And I thought I was shocked. I was truly shocked. But I just talked to him, as if my talking to him is going to somehow prevent it. I still don’t know the cause of death. But, guys, when that kind of stuff happens, we tend to go there.
We tend to charge God with wrongdoing. We worry. We wonder, what’s up? What’s going on? And that’s why I want us to talk about this.
Truth be known, even for myself, I’ve been around a long time, but even for myself, there are times when I think, God, really? I mean, I made some stupid decision. I made a decision, I don’t know, 25 years ago financially. Now that I’m an old man, I look back and say, boy, that was dumb back then. But it’s really easy to question. It’s really easy to question.
So why do such terrible things happen? What can we learn from this? I believe there are at least four reasons for suffering, okay? At least four that are given in the Bible. And I want you to think about this.
And as I go through them, you’ll probably think of things where, yeah, I remember going through that. I remember going through that. So let’s talk about this for a few minutes. Some suffering is simply common to man. It is common to man.
Job, chapter five, verse seven. Job says, yet man is born to trouble as surely as sparks fly upward. Jesus said, in this world, you will have trouble. There are just some troubles that are just part of life and part of being here. We live in a fallen world.
God doesn’t tell a person, he doesn’t will a person to go into a nightclub and shoot up a bunch of innocent people. He doesn’t will a maniac to go into a school and kill innocent kids. And I don’t even want to get into that one because that one still messes with my mind. But there are a lot of things that are just common, that just a part of life. And really I don’t think it’s necessary to spend a lot of time trying to find some great meaning in the trouble you’re going through.
It’s just some stuff is just common and sad in this life. I think another reason for suffering is that it’s corrective. Psalm 119, verse 67 says, before I was afflicted, I went astray, but now I obey your word. Now notice what he said. He’s going astray, messing up, not doing what God wants them to do, going in the wrong direction.

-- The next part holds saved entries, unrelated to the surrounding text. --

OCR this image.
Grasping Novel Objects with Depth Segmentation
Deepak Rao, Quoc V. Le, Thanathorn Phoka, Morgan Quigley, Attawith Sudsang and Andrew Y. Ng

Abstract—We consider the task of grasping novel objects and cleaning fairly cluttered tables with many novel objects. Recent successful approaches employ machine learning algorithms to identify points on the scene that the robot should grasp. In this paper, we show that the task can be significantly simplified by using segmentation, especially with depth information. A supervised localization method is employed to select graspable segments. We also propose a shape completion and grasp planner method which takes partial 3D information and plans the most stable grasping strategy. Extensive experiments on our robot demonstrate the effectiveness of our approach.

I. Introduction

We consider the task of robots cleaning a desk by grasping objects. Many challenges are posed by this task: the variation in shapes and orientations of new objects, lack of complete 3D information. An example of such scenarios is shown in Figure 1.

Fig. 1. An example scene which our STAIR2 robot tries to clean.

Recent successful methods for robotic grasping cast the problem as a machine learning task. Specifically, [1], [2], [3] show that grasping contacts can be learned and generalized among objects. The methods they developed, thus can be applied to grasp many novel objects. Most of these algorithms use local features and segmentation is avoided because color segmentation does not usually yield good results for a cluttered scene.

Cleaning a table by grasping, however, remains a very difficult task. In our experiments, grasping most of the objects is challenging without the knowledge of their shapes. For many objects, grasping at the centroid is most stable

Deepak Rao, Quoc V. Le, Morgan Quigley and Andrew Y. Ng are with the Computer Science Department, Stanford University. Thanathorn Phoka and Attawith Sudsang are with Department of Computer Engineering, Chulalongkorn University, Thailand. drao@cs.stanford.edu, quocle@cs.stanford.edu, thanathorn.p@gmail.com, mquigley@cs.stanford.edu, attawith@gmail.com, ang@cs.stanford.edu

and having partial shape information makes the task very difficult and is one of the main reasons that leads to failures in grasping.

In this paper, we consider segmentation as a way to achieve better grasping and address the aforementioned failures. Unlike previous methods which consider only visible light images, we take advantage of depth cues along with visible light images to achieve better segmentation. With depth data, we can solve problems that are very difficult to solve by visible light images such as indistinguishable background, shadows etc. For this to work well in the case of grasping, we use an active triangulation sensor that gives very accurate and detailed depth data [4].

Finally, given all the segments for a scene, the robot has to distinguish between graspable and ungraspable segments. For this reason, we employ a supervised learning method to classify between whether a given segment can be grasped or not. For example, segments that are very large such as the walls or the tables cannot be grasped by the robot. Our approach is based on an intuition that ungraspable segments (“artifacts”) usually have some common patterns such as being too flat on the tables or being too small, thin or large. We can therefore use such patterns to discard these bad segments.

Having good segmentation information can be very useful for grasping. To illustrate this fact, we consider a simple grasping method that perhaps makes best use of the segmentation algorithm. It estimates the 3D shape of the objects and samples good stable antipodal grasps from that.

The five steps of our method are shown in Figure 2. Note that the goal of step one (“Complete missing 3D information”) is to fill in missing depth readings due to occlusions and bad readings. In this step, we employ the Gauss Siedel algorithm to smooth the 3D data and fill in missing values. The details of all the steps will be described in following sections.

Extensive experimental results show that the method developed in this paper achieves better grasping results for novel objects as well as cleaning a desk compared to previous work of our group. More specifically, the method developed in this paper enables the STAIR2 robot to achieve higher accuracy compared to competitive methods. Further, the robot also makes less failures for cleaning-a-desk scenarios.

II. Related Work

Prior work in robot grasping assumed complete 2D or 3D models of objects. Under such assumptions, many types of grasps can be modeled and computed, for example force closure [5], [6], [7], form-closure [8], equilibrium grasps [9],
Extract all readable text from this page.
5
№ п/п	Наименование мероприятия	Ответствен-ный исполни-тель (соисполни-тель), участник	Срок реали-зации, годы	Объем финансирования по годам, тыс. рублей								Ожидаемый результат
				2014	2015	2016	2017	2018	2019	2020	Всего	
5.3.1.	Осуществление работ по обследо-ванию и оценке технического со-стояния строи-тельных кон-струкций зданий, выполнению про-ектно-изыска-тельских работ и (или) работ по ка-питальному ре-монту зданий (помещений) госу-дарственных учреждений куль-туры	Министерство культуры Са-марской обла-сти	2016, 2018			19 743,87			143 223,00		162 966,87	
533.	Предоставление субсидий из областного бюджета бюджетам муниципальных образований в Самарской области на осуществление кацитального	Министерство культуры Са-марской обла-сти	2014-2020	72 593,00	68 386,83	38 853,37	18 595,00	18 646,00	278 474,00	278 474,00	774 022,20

And then guess what? God brought a little bit of affliction into his life. Sometimes God will see us doing something really stupid and he’ll just bring a little bit of affliction in your life to get you back on track. Sometimes that’s the reason for our suffering. A third reason is that it’s constructive.
And that’s the text that we’re looking at today from James about how we need to consider pure joy and how suffering leads to perseverance and all that. The passage in Romans says, not only so, but we also glory in our sufferings because we know that suffering produces perseverance, perseverance character and character, hope. And hope does not put us to shame because God’s love has been poured out into our hearts through the Holy Spirit who has been given to us. So sometimes what God allows is intended to be constructive, to develop our perseverance and our character and our hope. But then I think another way that suffering shows itself is it’s cosmic.
Something that cosmic is extraterrestrial, it’s bigger than you realize. Some of the things that we go through simply are the will of the God of the universe. It’s that big. It’s that far beyond you and me. Isn’t that what we see in the story of the man born blind in John Nine? You remember how they asked Jesus, well, Jesus, who sinned? This man or his parents that he was born blind?
Jesus said neither. This is for the glory of God. And even that we can struggle. Well, God, why did I have to be born blind? Why did this debilitating thing happen to me?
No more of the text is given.